Em meados do século XX, o pastor protestante afro-americano Martin Luther King deu início a uma campanha nacional e desencadeou um movimento não violento em prol da igualdade racial nos Estados Unidos. Em 1957, o movimento alcançou sua primeira vitória quando a Suprema Corte do país proclamou oficialmente que a segregação e discriminação existentes no transporte de passageiros eram ilegais. A segunda vitória veio em 1964 com a promulgação do Ato sobre os Direitos Civis, culminando com uma terceira vitória, quando da promulgação do Ato sobre os Direitos Eleitorais de Voto em 1965. Em 1964, Martin Luther King foi agraciado com o Prêmio Nobel da Paz. Em 1968, o paladino da igualdade racial nos Estados Unidos foi assassinado por um extremista do Sul.
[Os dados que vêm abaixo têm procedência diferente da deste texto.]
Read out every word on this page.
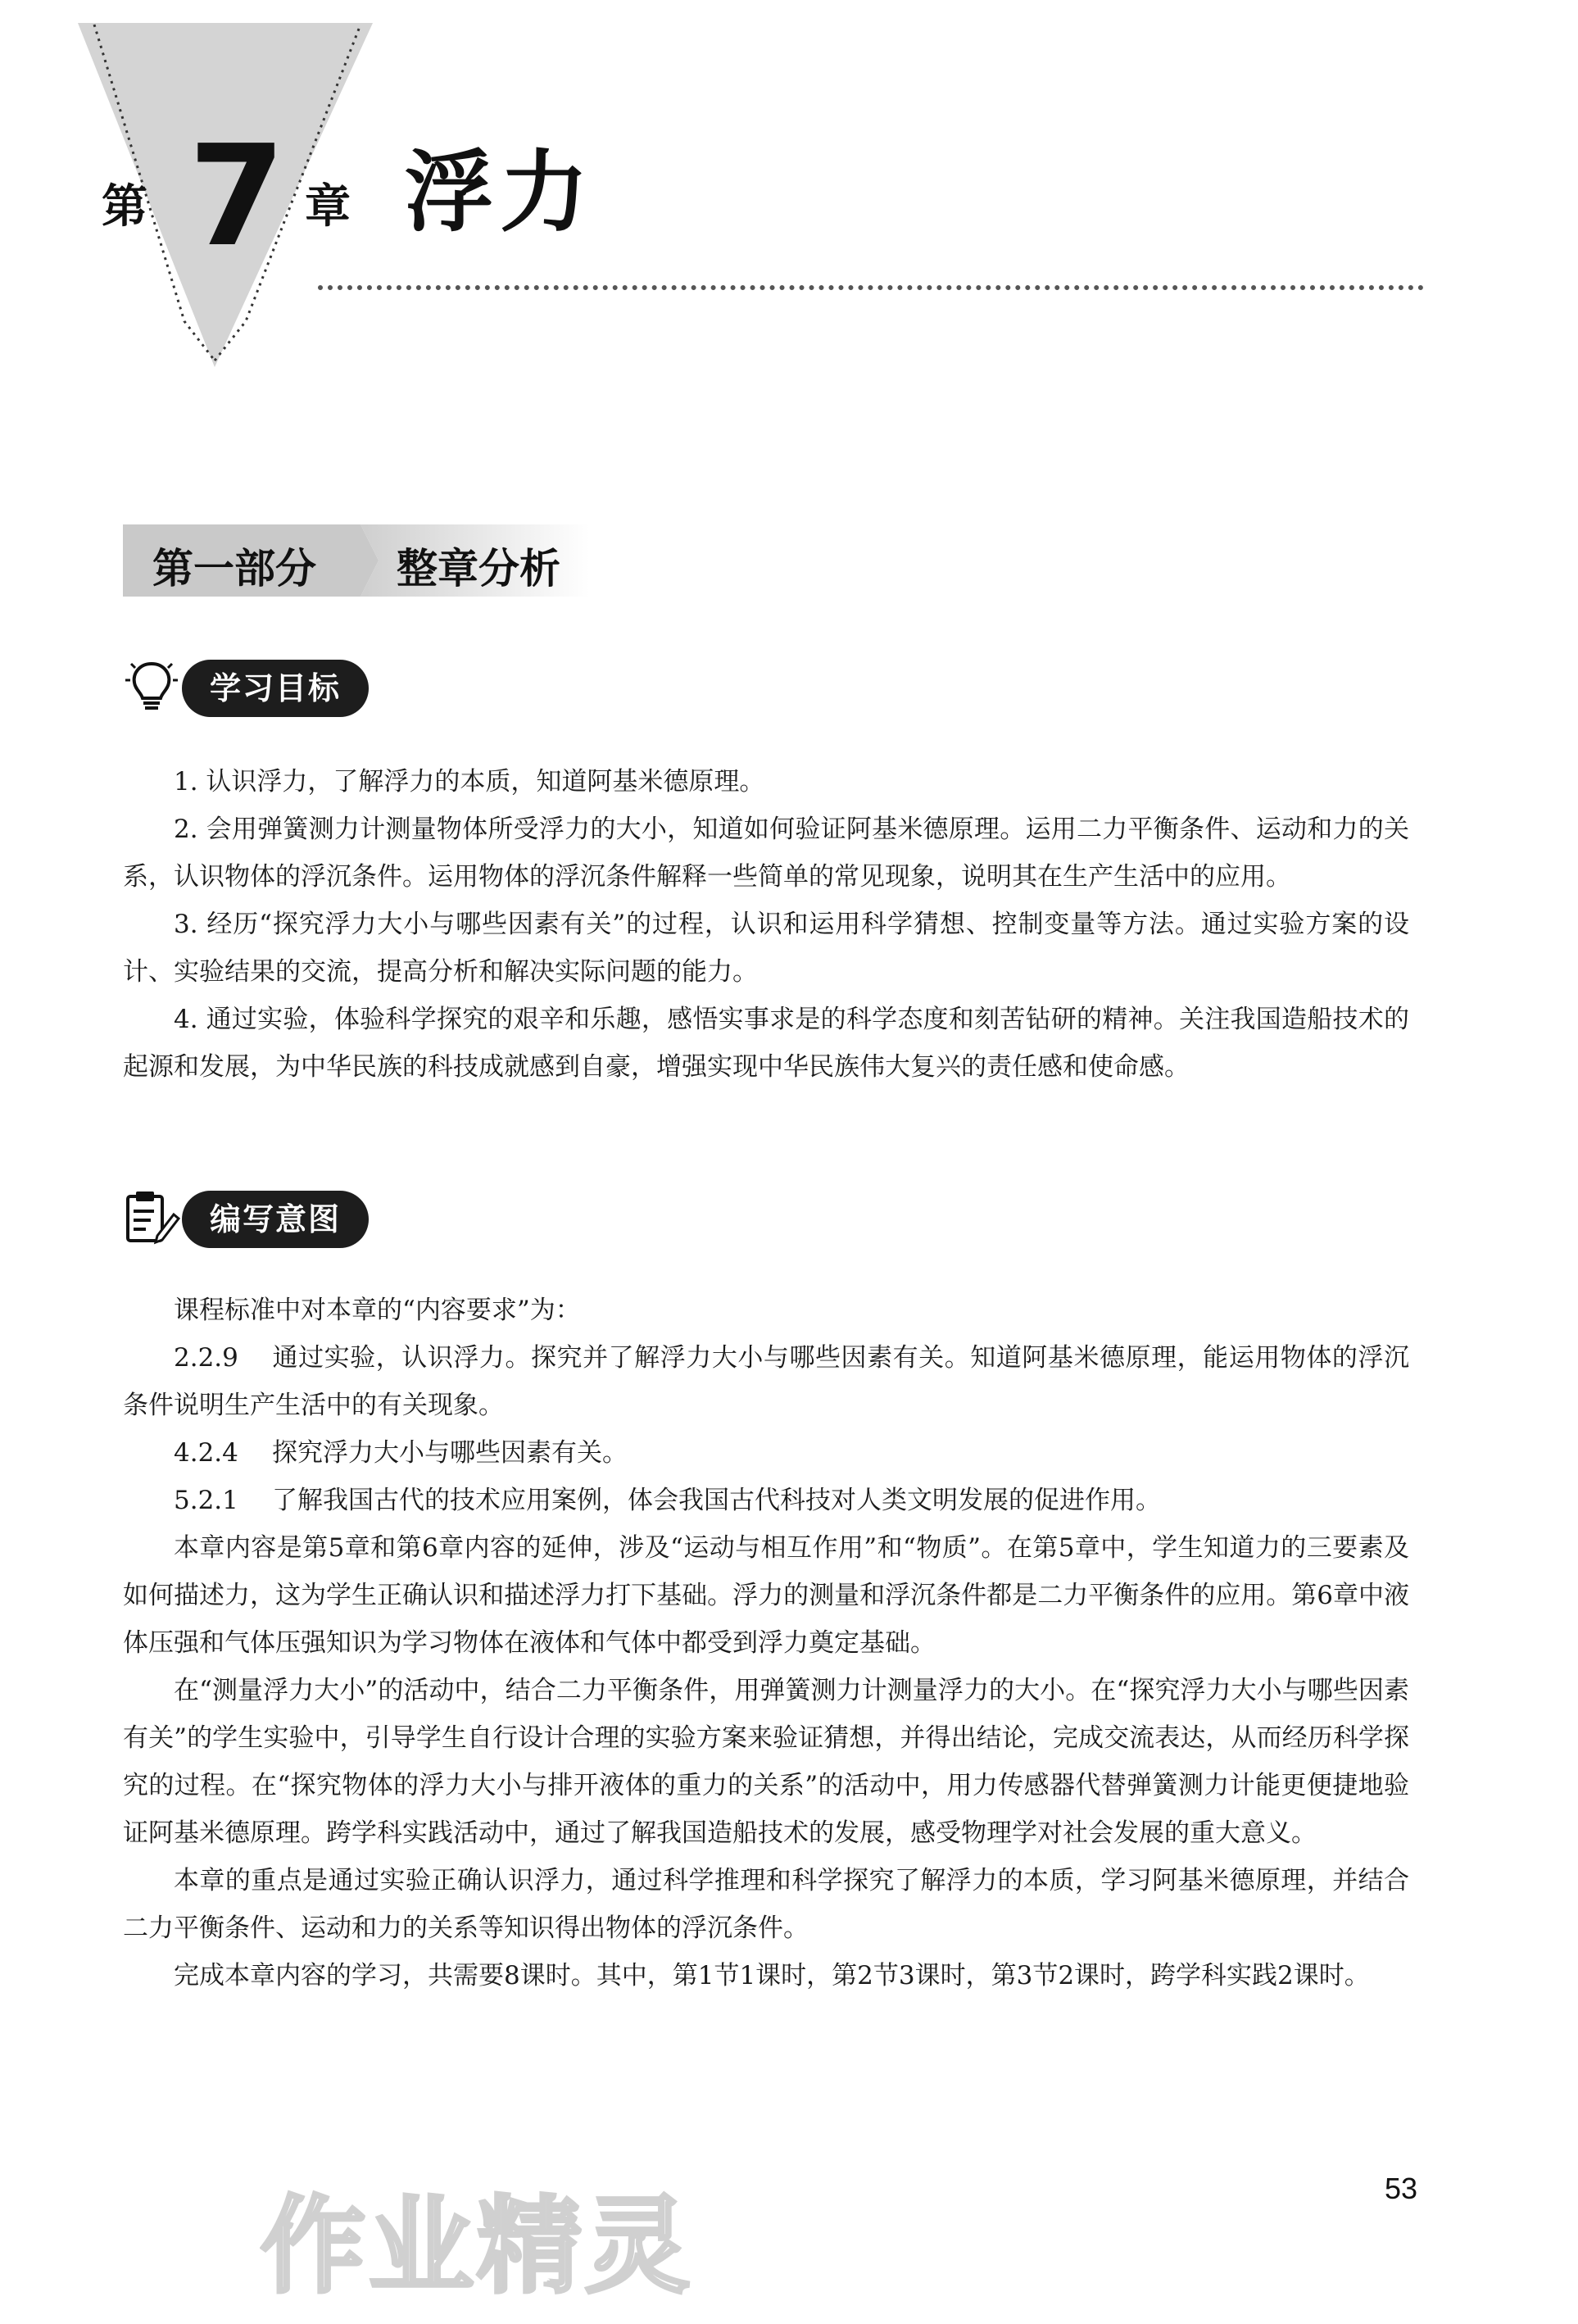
第 7 章 浮力
第一部分 整章分析
学习目标

1. 认识浮力，了解浮力的本质，知道阿基米德原理。

2. 会用弹簧测力计测量物体所受浮力的大小，知道如何验证阿基米德原理。运用二力平衡条件、运动和力的关系，认识物体的浮沉条件。运用物体的浮沉条件解释一些简单的常见现象，说明其在生产生活中的应用。

3. 经历“探究浮力大小与哪些因素有关”的过程，认识和运用科学猜想、控制变量等方法。通过实验方案的设计、实验结果的交流，提高分析和解决实际问题的能力。

4. 通过实验，体验科学探究的艰辛和乐趣，感悟实事求是的科学态度和刻苦钻研的精神。关注我国造船技术的起源和发展，为中华民族的科技成就感到自豪，增强实现中华民族伟大复兴的责任感和使命感。

编写意图

课程标准中对本章的“内容要求”为：

2.2.9 通过实验，认识浮力。探究并了解浮力大小与哪些因素有关。知道阿基米德原理，能运用物体的浮沉条件说明生产生活中的有关现象。

4.2.4 探究浮力大小与哪些因素有关。

5.2.1 了解我国古代的技术应用案例，体会我国古代科技对人类文明发展的促进作用。

本章内容是第5章和第6章内容的延伸，涉及“运动与相互作用”和“物质”。在第5章中，学生知道力的三要素及如何描述力，这为学生正确认识和描述浮力打下基础。浮力的测量和浮沉条件都是二力平衡条件的应用。第6章中液体压强和气体压强知识为学习物体在液体和气体中都受到浮力奠定基础。

在“测量浮力大小”的活动中，结合二力平衡条件，用弹簧测力计测量浮力的大小。在“探究浮力大小与哪些因素有关”的学生实验中，引导学生自行设计合理的实验方案来验证猜想，并得出结论，完成交流表达，从而经历科学探究的过程。在“探究物体的浮力大小与排开液体的重力的关系”的活动中，用力传感器代替弹簧测力计能更便捷地验证阿基米德原理。跨学科实践活动中，通过了解我国造船技术的发展，感受物理学对社会发展的重大意义。

本章的重点是通过实验正确认识浮力，通过科学推理和科学探究了解浮力的本质，学习阿基米德原理，并结合二力平衡条件、运动和力的关系等知识得出物体的浮沉条件。

完成本章内容的学习，共需要8课时。其中，第1节1课时，第2节3课时，第3节2课时，跨学科实践2课时。

作业精灵	53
Essas conquistas de Martin Luther King ensejaram a Barack Obama a oportunidade de dotar-se de uma extraordinária bagagem acadêmica em termos de conhecimento jurídico, de ciências políticas e de relações internacionais em universidades consideradas de elevado prestígio não apenas nos Estados Unidos, mas também em nível mundial, tais como a Universidade de Columbia (Nova York) e a Universidade de Harvard (Cambridge, Massachusetts).
Essas duas instituições acadêmicas fazem parte do grupo de oito universidades do Nordeste dos Estados Unidos que constituíram inicialmente a famosa Liga “Ivy”. São todas elas universidades privadas, frequentadas maciçamente pela elite americana e caracterizadas até pouco tempo atrás por abrigar indivíduos que pudessem ostentar as quatro qualidades resumidas na sigla WASP, ou seja: branco (em inglês, white), anglo, saxão, protestante.
Vale a pena salientar que a intelectualidade americana que dá suporte às universidades de maior densidade acadêmica – tanto na costa Leste como na costa Oeste, tanto no Norte como no Sul dos Estados Unidos – desfruta de uma visão sobre o país e seu papel no cenário mundial consideravelmente mais profunda, ampla e aberta do que a visão do americano médio que ocupa grande parte da estrutura do governo e do Congresso em Washington.
Esse perfil da personalidade, da trajetória política e do cabedal acadêmico de Obama ajuda a entender as mudanças substanciais que ele procura imprimir à política externa americana: liderança multilateral em vez de hegemonia centralizadora; diálogo com os países islâmicos, que representam uma população de um bilhão e meio de pessoas; mudanças substanciais na matriz energética, na busca e adoção de fontes sustentáveis e na redução sistemática dos combustíveis fósseis; desmantelamento das baterias de foguetes implantadas no Leste europeu, apontando para a República Federativa Russa e para seus aliados; não proliferação e redução progressiva das armas nucleares; fomento do diálogo para resolver os impasses que podem ameaçar a consecução desses objetivos.
* Filósofo e teólogo, com mestrado em Economia nos EUA, foi consultor do Banco Interamericano de Desenvolvimento (BID) e atuou como especialista nas áreas de transportes, trânsito e meio ambiente, dedicando-se em seguida à assessoria de diversas organizações não-governamentais. É autor de Desenvolvimento da Amazônia – como construir uma civilização da vida e a serviço dos seres vivos nessa região (Editora Paulus, 2009), entre vários outros livros.